Worse Than Death
I don't own them, don't pretend I do, so don't sue. There, I'm disclaimed.
Set a year in the future: how does Sydney cope with losing the things she loves the most? Nothing after 'Phase One' has happened, except for Dixon joining the CIA.
My mom sets a gentle hand on my shoulder, and I look up to see her smile softly before she continues on her way. I nod at her back, but I don't return the smile. I can't. I haven't smiled in over a year, and I have no reason to start now. As I look back down at the table, I can feel my mother back at me again before she goes upstairs. As I watch her retreating back, thoughts fill my head.
They are the same thoughts I have every day, and they are in the same order they come in every day. My thoughts are the only thing about my life that is organized, truly organized. Sure, my mother runs our organization, and everything about it is painstakingly, meticulously precise. But I'm not truly a part of that world anymore. The only reason I'm still here is because of my mother. She is the last thing I have left in this world, and I couldn't make it without her. We are each others lifelines.
It's funny how things like that come to pass. Three years ago, I thought she was dead. Two years ago, I was hunting for her. One year ago, I was reconnecting with her. And now, she is the only person I trust in the world. Circumstances conspired to bring this about.
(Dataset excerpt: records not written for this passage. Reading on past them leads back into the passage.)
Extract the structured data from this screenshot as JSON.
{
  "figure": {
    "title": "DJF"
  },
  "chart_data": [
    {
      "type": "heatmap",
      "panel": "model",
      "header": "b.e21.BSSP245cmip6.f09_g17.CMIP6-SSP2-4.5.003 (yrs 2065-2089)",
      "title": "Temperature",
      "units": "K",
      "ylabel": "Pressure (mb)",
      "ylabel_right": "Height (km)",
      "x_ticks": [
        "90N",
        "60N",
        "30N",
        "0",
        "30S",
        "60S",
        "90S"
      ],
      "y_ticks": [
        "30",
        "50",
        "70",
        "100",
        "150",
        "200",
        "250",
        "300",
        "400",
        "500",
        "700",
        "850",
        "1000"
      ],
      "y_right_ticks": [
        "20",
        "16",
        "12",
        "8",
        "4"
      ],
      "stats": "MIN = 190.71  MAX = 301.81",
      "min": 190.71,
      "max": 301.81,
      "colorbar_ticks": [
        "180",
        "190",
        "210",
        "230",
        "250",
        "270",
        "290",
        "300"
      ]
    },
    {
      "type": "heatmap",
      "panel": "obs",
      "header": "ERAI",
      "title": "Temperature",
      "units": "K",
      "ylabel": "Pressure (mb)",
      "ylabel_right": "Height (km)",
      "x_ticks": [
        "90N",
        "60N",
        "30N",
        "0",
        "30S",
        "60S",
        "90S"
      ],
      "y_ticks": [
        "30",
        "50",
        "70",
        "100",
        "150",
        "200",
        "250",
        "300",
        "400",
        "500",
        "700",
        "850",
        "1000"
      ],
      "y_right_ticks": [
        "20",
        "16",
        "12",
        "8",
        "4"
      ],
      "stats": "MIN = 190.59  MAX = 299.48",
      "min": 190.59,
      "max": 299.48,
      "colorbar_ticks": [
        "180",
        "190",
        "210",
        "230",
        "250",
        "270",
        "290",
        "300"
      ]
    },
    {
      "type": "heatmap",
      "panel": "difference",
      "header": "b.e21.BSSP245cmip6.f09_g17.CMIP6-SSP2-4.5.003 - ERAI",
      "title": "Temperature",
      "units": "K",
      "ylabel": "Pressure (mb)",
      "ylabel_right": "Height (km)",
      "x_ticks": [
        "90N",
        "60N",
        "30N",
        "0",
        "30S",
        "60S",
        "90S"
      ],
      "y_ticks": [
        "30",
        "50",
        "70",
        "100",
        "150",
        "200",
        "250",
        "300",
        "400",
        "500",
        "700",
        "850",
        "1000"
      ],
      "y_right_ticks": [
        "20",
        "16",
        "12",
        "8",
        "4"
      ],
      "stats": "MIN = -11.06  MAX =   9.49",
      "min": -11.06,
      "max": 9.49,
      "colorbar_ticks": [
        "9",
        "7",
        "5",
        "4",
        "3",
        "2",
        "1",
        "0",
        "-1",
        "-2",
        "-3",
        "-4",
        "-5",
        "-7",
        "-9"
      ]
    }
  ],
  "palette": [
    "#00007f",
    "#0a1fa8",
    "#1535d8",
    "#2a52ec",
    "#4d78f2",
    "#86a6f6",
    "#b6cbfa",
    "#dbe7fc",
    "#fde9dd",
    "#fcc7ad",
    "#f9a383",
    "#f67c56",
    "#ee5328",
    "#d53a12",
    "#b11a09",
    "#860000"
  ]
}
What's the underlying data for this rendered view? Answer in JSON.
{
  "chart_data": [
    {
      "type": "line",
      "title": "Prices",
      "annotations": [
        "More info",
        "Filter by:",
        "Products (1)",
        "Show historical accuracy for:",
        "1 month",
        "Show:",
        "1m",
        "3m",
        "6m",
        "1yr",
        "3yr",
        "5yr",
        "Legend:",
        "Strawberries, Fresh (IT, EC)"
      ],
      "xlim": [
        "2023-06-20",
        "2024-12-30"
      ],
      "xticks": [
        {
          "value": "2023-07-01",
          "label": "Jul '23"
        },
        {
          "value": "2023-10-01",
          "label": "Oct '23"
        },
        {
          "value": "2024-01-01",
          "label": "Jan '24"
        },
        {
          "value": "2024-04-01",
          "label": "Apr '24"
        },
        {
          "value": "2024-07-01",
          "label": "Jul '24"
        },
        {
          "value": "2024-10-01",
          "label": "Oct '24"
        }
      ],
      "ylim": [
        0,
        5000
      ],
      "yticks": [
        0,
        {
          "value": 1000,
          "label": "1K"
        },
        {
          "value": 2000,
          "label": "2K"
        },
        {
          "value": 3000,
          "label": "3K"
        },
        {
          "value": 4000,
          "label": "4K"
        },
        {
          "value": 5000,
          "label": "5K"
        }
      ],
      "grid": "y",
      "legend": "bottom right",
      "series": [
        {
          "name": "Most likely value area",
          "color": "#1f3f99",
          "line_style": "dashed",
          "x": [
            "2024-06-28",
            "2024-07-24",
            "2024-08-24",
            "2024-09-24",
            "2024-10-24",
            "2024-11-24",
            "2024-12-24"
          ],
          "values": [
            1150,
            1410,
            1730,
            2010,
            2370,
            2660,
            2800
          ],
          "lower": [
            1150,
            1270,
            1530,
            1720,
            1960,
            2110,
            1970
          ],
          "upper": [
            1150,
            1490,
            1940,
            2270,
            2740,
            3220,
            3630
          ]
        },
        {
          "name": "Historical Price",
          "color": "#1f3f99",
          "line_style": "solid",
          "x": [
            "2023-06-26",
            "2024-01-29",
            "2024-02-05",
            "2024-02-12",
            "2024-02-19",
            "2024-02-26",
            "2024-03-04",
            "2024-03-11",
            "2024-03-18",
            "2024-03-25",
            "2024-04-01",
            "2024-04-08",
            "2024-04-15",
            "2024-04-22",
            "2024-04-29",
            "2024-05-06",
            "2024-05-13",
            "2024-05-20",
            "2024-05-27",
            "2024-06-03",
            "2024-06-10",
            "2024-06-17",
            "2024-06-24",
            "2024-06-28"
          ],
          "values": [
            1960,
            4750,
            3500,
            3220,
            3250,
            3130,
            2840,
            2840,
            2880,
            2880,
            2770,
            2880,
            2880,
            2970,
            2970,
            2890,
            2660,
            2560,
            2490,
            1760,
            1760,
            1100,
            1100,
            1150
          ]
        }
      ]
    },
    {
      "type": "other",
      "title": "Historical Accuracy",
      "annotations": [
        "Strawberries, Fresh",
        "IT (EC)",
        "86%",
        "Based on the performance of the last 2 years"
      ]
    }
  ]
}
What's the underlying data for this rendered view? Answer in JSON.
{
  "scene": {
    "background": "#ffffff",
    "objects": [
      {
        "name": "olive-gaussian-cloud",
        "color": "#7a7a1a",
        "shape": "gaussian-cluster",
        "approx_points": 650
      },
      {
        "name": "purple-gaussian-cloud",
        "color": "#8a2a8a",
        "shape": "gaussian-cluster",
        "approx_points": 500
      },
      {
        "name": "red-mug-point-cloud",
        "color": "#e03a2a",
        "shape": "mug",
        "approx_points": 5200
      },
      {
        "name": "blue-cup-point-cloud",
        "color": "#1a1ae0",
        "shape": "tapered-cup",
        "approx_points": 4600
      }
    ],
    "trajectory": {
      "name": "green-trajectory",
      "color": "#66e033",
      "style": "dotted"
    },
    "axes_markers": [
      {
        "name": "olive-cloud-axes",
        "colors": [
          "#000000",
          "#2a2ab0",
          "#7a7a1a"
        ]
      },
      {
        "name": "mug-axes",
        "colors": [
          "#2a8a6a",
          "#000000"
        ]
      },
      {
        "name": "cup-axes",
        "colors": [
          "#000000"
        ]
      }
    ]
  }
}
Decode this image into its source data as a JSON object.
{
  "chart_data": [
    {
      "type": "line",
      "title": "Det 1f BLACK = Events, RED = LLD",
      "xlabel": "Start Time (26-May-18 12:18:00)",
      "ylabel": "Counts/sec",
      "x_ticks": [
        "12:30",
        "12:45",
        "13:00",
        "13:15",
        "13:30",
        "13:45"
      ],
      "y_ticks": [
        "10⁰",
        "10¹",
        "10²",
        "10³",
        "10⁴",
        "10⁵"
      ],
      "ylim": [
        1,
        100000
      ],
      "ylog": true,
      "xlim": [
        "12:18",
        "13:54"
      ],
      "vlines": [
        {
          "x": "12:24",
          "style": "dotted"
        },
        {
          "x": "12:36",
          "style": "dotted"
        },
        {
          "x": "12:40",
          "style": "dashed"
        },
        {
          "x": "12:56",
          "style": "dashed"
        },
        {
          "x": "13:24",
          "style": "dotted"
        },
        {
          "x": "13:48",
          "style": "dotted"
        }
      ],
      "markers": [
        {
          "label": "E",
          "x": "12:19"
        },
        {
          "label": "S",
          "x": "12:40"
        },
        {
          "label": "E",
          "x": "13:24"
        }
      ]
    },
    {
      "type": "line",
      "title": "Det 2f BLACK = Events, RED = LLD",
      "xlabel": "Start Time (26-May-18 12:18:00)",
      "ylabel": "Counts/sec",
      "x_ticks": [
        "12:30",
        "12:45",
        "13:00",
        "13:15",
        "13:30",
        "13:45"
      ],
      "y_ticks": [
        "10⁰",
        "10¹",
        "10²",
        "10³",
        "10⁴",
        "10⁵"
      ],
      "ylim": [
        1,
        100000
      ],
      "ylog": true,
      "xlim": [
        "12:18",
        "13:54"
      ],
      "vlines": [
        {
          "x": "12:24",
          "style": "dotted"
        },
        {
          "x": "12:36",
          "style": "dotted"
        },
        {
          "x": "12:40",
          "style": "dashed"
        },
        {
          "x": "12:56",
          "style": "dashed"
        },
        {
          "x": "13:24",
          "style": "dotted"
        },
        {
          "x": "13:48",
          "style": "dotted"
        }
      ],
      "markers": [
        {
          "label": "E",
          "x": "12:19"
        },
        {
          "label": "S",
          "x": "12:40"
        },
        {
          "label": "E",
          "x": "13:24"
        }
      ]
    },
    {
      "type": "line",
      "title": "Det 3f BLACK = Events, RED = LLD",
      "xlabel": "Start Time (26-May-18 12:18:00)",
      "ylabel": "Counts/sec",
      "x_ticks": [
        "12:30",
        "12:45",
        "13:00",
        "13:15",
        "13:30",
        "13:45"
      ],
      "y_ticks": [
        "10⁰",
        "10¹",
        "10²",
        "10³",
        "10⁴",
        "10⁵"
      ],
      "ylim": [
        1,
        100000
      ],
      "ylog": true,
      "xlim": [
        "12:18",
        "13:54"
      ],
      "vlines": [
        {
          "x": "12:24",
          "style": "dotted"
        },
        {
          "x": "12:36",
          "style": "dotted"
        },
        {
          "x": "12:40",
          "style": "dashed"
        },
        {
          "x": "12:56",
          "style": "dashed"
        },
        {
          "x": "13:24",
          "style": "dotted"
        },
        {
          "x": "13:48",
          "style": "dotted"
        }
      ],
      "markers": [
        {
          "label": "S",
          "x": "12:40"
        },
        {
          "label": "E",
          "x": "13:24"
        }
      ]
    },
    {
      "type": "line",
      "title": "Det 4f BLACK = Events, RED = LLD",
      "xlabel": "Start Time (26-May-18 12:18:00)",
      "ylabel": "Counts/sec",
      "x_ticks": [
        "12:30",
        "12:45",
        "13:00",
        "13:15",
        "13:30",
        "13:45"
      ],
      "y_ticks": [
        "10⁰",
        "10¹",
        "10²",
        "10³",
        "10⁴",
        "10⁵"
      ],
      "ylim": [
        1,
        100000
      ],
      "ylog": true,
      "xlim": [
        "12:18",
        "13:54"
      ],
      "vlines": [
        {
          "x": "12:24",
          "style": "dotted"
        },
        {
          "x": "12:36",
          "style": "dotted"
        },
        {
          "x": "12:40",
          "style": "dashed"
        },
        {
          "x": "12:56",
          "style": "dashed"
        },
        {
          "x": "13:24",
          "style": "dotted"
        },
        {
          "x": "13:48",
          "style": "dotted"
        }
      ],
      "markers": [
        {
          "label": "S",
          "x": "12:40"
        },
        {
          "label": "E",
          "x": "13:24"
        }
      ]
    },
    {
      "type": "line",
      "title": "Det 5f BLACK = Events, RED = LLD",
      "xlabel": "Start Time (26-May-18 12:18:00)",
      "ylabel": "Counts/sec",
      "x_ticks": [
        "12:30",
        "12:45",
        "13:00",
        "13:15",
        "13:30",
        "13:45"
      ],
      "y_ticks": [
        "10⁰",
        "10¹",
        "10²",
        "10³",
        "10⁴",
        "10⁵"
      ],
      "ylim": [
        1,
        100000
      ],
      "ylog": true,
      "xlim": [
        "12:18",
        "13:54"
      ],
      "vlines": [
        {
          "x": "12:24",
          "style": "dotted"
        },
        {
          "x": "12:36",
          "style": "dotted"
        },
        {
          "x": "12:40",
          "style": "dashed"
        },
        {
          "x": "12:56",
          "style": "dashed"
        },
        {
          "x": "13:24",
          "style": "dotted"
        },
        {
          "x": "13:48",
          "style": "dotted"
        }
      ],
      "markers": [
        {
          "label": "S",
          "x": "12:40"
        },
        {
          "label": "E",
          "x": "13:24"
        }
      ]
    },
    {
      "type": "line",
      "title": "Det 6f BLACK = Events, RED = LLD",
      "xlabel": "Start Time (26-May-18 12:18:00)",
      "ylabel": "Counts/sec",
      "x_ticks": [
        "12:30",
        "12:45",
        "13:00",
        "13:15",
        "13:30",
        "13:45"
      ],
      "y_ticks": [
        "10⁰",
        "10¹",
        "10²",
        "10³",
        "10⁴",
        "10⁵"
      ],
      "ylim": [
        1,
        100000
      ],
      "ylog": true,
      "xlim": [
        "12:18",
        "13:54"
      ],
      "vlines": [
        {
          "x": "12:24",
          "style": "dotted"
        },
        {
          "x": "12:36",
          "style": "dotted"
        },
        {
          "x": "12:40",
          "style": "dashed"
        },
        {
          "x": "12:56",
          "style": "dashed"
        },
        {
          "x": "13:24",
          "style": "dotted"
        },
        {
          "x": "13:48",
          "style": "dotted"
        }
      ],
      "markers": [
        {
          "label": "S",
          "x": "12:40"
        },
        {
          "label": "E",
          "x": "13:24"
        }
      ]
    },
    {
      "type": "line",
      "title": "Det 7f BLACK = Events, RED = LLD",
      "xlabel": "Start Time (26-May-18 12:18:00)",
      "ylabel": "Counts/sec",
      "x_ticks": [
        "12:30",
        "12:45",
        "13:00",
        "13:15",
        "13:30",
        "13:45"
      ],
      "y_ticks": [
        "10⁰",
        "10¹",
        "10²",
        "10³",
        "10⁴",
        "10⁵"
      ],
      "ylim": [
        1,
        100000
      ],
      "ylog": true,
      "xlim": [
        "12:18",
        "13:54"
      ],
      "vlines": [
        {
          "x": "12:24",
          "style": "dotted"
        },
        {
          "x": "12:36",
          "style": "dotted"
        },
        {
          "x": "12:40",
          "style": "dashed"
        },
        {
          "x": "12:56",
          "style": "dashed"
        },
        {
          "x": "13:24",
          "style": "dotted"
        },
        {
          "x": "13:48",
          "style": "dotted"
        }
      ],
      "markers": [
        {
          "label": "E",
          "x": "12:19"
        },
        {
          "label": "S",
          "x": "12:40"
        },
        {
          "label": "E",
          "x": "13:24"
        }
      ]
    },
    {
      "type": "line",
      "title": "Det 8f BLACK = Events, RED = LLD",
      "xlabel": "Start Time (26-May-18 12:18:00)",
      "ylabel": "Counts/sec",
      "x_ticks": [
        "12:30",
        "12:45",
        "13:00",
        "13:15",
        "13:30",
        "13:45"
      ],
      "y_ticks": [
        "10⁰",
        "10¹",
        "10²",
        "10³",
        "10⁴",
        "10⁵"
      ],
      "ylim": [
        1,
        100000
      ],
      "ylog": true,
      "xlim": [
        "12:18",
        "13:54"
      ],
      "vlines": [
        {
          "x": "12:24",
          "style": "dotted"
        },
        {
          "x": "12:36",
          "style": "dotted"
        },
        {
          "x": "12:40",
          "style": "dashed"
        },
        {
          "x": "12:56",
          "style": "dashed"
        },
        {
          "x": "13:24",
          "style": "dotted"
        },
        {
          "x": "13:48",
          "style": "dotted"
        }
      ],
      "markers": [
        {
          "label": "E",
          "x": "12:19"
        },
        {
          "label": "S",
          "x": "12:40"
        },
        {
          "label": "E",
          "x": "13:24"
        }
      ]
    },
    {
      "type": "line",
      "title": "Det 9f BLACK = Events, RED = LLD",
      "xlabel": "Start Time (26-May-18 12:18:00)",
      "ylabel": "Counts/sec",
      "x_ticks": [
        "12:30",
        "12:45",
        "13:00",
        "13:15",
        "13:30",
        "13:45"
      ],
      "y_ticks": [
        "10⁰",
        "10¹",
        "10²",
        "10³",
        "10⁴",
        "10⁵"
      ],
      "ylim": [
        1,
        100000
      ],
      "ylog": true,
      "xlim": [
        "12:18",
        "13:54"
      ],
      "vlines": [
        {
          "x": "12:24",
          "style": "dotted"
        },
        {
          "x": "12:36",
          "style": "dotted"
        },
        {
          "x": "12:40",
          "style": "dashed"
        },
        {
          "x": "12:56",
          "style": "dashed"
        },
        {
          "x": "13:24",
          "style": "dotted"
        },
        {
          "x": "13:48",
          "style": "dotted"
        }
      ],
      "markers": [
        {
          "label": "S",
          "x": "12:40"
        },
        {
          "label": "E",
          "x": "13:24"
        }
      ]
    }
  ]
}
If things had gone the way I had once imagined, I would now be married, or at least engaged, to Michael Vaughn. My father and I would have finally healed all the old wounds. The CIA would have been able to catch Sloane. My mother would have been moved to a nice little house, under CIA guard 24/7, but with at least some breathing room.
Instead, my mother and I are now running her old operations, and the CIA is our primary target.
A year ago, I would have laughed at the thought. But a year ago, I had hope, love, and sanity. Now I have none of those things, and I blame Sloane and the CIA for destroying my life, destroying me.